October 12, 2013 - 14:46 AMT
PanARMENIAN.Net - Restrictions on free expression and assembly and reports of ballot stuffing and vote fraud have undermined the credibility of Azerbaijan’s presidential elections, Freedom House said, calling on the European Union to prioritize human rights and democracy in Azerbaijan at the Eastern Partnership Summit that will take place in November 2013 in Vilnius, and suspend negotiations on visa facilitation for Azerbaijani government officials.
The government crackdowns on independent media, civil society organizations, political activists and supporters of the opposition candidates eliminated any possibility that the election would be free or fair. Opposition candidates were largely denied access to mass media during a campaign that lasted only 21 days, and freedom of assembly was severely hindered in the lead-up to the elections, while the incumbent President, Ilham Aliyev, extensively used state resources, which secured him nearly 85 percent of the votes. Concerns about the level of fraud intensified on the eve of the elections, when information available through a mobile application run by the Central Election Commission “leaked” the outcome of the next day’s voting to social networks, in which Aliyev was assured of a landslide victory, Freedom House said.
“The government of Azerbaijan has shown blatant disregard for its international obligations in the conduct of this election,” commented David J. Kramer, president of Freedom House. “President Aliyev’s ‘victory’ is badly tainted and lacks legitimacy, raising questions about how, even whether, he should be received at the Eastern Partnership Summit in Vilnius at the end of next month.”
“Given the repressive political climate, the critical flaws in the October 9 balloting were not unexpected,” said Katherin Machalek, a Caucasus analyst for Freedom in the World. “But unlike in the wake of unfair elections in Russia and Ukraine in recent years, democratic governments have remained fairly quiet about the vote. Azerbaijan appears to enjoy a certain immunity from criticism thanks to its strategic cooperation with the West. Among other roles, it serves as a major energy supplier to Europe and a key transit point for the U.S. military’s operations in Afghanistan.”

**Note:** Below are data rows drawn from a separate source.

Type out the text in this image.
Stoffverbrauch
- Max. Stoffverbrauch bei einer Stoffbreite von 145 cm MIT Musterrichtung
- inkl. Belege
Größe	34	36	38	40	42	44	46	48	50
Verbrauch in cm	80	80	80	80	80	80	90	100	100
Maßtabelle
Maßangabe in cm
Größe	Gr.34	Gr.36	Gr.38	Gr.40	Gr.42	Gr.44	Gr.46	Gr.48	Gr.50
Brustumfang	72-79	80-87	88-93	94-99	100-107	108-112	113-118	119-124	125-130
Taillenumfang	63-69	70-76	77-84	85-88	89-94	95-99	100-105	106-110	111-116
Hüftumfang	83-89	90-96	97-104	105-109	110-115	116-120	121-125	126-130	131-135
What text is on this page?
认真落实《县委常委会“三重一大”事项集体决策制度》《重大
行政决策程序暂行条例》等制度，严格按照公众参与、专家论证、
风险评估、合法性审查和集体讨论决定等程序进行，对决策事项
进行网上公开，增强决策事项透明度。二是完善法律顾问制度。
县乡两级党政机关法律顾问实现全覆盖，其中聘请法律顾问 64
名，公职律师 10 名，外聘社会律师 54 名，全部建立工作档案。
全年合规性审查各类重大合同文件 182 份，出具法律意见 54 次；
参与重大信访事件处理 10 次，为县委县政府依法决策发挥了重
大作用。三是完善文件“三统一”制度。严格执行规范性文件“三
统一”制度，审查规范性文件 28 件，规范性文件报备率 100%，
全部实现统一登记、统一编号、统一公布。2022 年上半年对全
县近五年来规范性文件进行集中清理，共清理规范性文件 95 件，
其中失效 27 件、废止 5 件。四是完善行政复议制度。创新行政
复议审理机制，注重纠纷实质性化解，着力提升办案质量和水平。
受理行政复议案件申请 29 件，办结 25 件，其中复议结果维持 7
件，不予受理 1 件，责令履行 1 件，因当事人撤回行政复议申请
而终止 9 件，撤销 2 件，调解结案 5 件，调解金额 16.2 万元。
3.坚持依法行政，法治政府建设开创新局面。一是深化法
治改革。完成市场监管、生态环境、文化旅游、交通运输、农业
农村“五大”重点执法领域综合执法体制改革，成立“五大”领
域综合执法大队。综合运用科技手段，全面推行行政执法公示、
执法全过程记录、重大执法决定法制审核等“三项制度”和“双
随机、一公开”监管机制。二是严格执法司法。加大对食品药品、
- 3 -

“The regime in Baku has done everything it can to safeguard this immunity, actively cultivating relationships with lawmakers and other officials in influential countries. Its work appeared to pay off this week, as election congratulations rolled in from friendly members of the U.S. Congress,” Machalek said.
Azerbaijan is rated Not Free in Freedom of the World 2013, Not Free in Freedom of the Press 2013, and Partly Free in Freedom on the Net 2013.